MANILA, Philippines - If you are one of those cooking show junkies who suddenly want to become a chef just because of the things you see on television, think again.
It's not as easy as it seems, said Chef Sharwin Tee, winner of Lifestyle Network's "Clash of the Toque-en Ones" and host of "Curiosity Got the Chef." Being a chef, just like many good things, requires a lot of hard work, patience, discipline, skill, passion -- and at times, even a lot of money.
Tee, who first worked as an English teacher at Xavier School in San Juan, spent thousands of dollars to go to a culinary school in Canada and got shouted at almost every day as he struggled to become a chef.
One of his mentors even threw a plate at him, he said.
"May nilabas akong plato na hindi maayos ang presentation, tumabingi siya. Initsa niya 'yung plato pabalik," he said in an interview on radio dzMM's "Trabaho Panalo" on Sunday.
"Tayong mga Pilipino, sensitive tayo sa ganun. Nung unang experience ko sabi ko, 'bakit ba ako andito?' Napaisip ako...Pero naka-adapt din ako sa sistema nila."
Asked about the amount he spent to get formal training, he said, "Medyo hanggang ngayon di ko pa ata nababayaran lahat."
Despite all these, Tee said he has no regrets.
"Ang pinakaimportante, 'wag kayong mag-asam na magka-show. Matuto muna tayo magluto at magconcentrate muna sa culinary career. Be the best chef that you can be. Tapos minsan, pagpapalain tayo na magkaroon ng show," he said.
Chef Francis Lim agreed, saying that being a chef is not just about cooking but also about giving a part of yourself to others through the food you prepare. Like Tee, he also joined "The Clash of the Toque-en Ones" and ended up as a finalist.
He said most people, like himself, do it out of passion and not for the money.
"I think lumalabas ang pagkatao ng kusinero sa pagkaing niluluto nila," he said.
Learning the hard way
Chefs Tee and Lim belong to the younger generation of chefs who had the luxury of getting formal training.
But Chefs Mauro Arjona and Rock Galla learned everything they know through experience, either by beginning as dishwashers or as assistants in the kitchen.
"'Nung time namin wala pang culinary school. Mga chef namin puro foreigner -- French, Irish, German. Kaming mga Pinoy, cook ka lang, hindi ka pwedeng maging chef. Apprentice ka lang [muna]," said Arjona, who now runs 5 restaurants including Uncle Cheffy, Old Vine, Chef's Quarter, Kuse and Beurre Blanc.
"Dati chief cook pa ang tawag. Nakikitingin ako sa kanila, nakikitulong, natuto ako. Kahit anong iutos ng chef, ginagawa ko.

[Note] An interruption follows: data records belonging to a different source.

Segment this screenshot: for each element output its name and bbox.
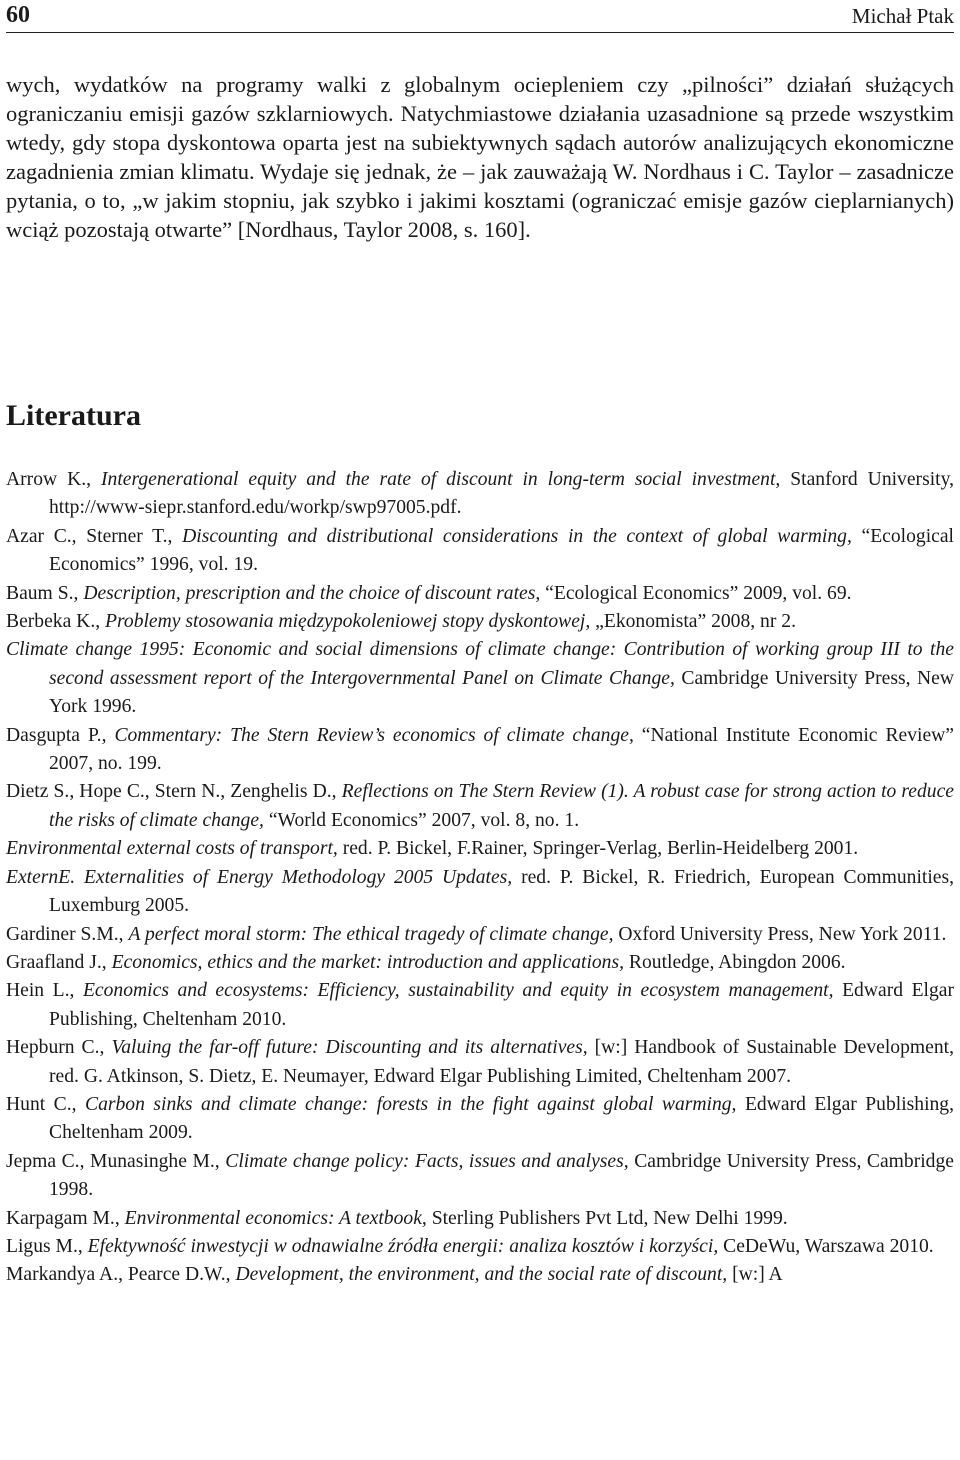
reference-item <box>6 1261 954 1289</box>
reference-details: Sterling Publishers Pvt Ltd, New Delhi 1999. <box>431 1207 788 1229</box>
reference-item <box>6 1233 954 1261</box>
section-heading: Literatura <box>6 399 141 432</box>
page-number: 60 <box>6 2 30 28</box>
reference-details: CeDeWu, Warszawa 2010. <box>723 1235 934 1257</box>
reference-title: ExternE. Externalities of Energy Methodology 2005 Updates, <box>6 866 513 888</box>
reference-details: “Ecological Economics” 1996, vol. 19. <box>49 525 954 576</box>
reference-item <box>6 1034 954 1091</box>
reference-item <box>6 1091 954 1148</box>
reference-item <box>6 1205 954 1233</box>
reference-details: [w:] Handbook of Sustainable Development, red. G. Atkinson, S. Dietz, E. Neumayer, Edward Elgar Publishing Limited, Cheltenham 2007. <box>49 1037 954 1087</box>
running-head: Michał Ptak <box>851 4 954 28</box>
reference-details: Stanford University, http://www-siepr.stanford.edu/workp/swp97005.pdf. <box>49 469 955 519</box>
reference-details: “National Institute Economic Review” 2007, no. 199. <box>49 724 954 775</box>
reference-title: Efektywność inwestycji w odnawialne źródła energii: analiza kosztów i korzyści, <box>87 1235 719 1257</box>
reference-title: Commentary: The Stern Review’s economics of climate change, <box>114 724 634 746</box>
reference-item <box>6 580 954 608</box>
reference-item <box>6 722 954 779</box>
reference-author: Dasgupta P., <box>6 724 107 746</box>
reference-title: A perfect moral storm: The ethical tragedy of climate change, <box>128 923 614 945</box>
reference-item <box>6 864 954 921</box>
reference-details: Routledge, Abingdon 2006. <box>628 951 846 973</box>
body-paragraph: wych, wydatków na programy walki z globalnym ociepleniem czy „pilności” działań służących ograniczaniu emisji gazów szklarniowych. Natychmiastowe działania uzasadnione są przede wszystkim wtedy, gdy stopa dyskontowa oparta jest na subiektywnych sądach autorów analizujących ekonomiczne zagadnienia zmian klimatu. Wydaje się jednak, że – jak zauważają W. Nordhaus i C. Taylor – zasadnicze pytania, o to, „w jakim stopniu, jak szybko i jakimi kosztami (ograniczać emisje gazów cieplarnianych) wciąż pozostają otwarte” [Nordhaus, Taylor 2008, s. 160]. <box>6 72 954 242</box>
reference-item <box>6 977 954 1034</box>
reference-details: red. P. Bickel, R. Friedrich, European Communities, Luxemburg 2005. <box>49 866 955 917</box>
reference-details: Edward Elgar Publishing, Cheltenham 2009. <box>49 1093 955 1144</box>
reference-title: Climate change 1995: Economic and social dimensions of climate change: Contribution of working group III to the second assessment report of the Intergovernmental Panel on Climate Change, <box>6 639 954 689</box>
reference-author: Dietz S., Hope C., Stern N., Zenghelis D., <box>6 781 337 803</box>
reference-item <box>6 835 954 863</box>
reference-author: Graafland J., <box>6 951 107 973</box>
reference-title: Intergenerational equity and the rate of discount in long-term social investment, <box>101 469 781 490</box>
reference-title: Reflections on The Stern Review (1). A robust case for strong action to reduce the risks of climate change, <box>49 781 954 831</box>
reference-details: “World Economics” 2007, vol. 8, no. 1. <box>268 809 580 831</box>
reference-item <box>6 1148 954 1205</box>
reference-details: red. P. Bickel, F.Rainer, Springer-Verlag, Berlin-Heidelberg 2001. <box>342 838 859 860</box>
reference-item <box>6 466 954 523</box>
reference-item <box>6 636 954 721</box>
reference-title: Discounting and distributional considerations in the context of global warming, <box>182 525 852 547</box>
reference-item <box>6 949 954 977</box>
reference-details: Cambridge University Press, New York 1996. <box>49 667 954 718</box>
reference-author: Karpagam M., <box>6 1207 120 1229</box>
reference-author: Hunt C., <box>6 1093 77 1115</box>
reference-author: Hepburn C., <box>6 1037 105 1059</box>
reference-author: Markandya A., Pearce D.W., <box>6 1264 231 1286</box>
reference-details: “Ecological Economics” 2009, vol. 69. <box>545 582 852 604</box>
reference-details: „Ekonomista” 2008, nr 2. <box>595 611 796 633</box>
reference-details: Edward Elgar Publishing, Cheltenham 2010. <box>49 980 955 1030</box>
reference-title: Economics, ethics and the market: introduction and applications, <box>111 951 625 973</box>
reference-title: Environmental economics: A textbook, <box>124 1207 427 1229</box>
reference-item <box>6 778 954 835</box>
reference-title: Development, the environment, and the social rate of discount, <box>235 1264 728 1286</box>
reference-details: Oxford University Press, New York 2011. <box>618 923 947 945</box>
reference-title: Valuing the far-off future: Discounting and its alternatives, <box>111 1037 588 1059</box>
reference-details: Cambridge University Press, Cambridge 1998. <box>49 1150 954 1201</box>
reference-title: Environmental external costs of transport, <box>6 838 338 860</box>
reference-author: Arrow K., <box>6 469 92 490</box>
reference-item <box>6 921 954 949</box>
reference-item <box>6 608 954 636</box>
reference-author: Hein L., <box>6 980 75 1002</box>
reference-title: Climate change policy: Facts, issues and analyses, <box>225 1150 629 1172</box>
reference-author: Ligus M., <box>6 1235 83 1257</box>
page-header <box>6 0 954 33</box>
reference-details: [w:] A <box>732 1264 783 1286</box>
reference-title: Problemy stosowania międzypokoleniowej stopy dyskontowej, <box>105 611 591 633</box>
reference-author: Azar C., Sterner T., <box>6 525 173 547</box>
reference-author: Gardiner S.M., <box>6 923 124 945</box>
reference-title: Description, prescription and the choice of discount rates, <box>83 582 541 604</box>
reference-author: Baum S., <box>6 582 79 604</box>
reference-title: Economics and ecosystems: Efficiency, sustainability and equity in ecosystem management, <box>82 980 834 1002</box>
reference-list <box>6 466 954 1290</box>
reference-author: Berbeka K., <box>6 611 101 633</box>
reference-author: Jepma C., Munasinghe M., <box>6 1150 220 1172</box>
reference-item <box>6 523 954 580</box>
reference-title: Carbon sinks and climate change: forests in the fight against global warming, <box>85 1093 737 1115</box>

"Masuwerte ako kasi ang napasukan ko fine dining restaurant. Ang chef ko Irish, nag-aral, may culinary background. Dun ako natuto talaga. So parang nag-aral ako sa international na school."
Galla, who used to work in the same restaurant, agreed with Arjona. "Mabusisi sila sa kusina," he said about his mentors.
Citing his experience, Arjona said being a chef may not be for the faint-hearted. He stressed, though, that it may be an experience that anyone will cherish for the rest of their lives.
He had this advice for aspiring chefs: "Alamin mo ang trabaho ng chef. Kasi hindi lang basta magluto eh, di lang dun umiikot [ang buhay ng chef]."
"Kailangan mahal mo ang ginagawa mo, at naniniwala ka sa ginagawa mo. Maging proud ka. Ipagmalaki mo ang ginagawa mo."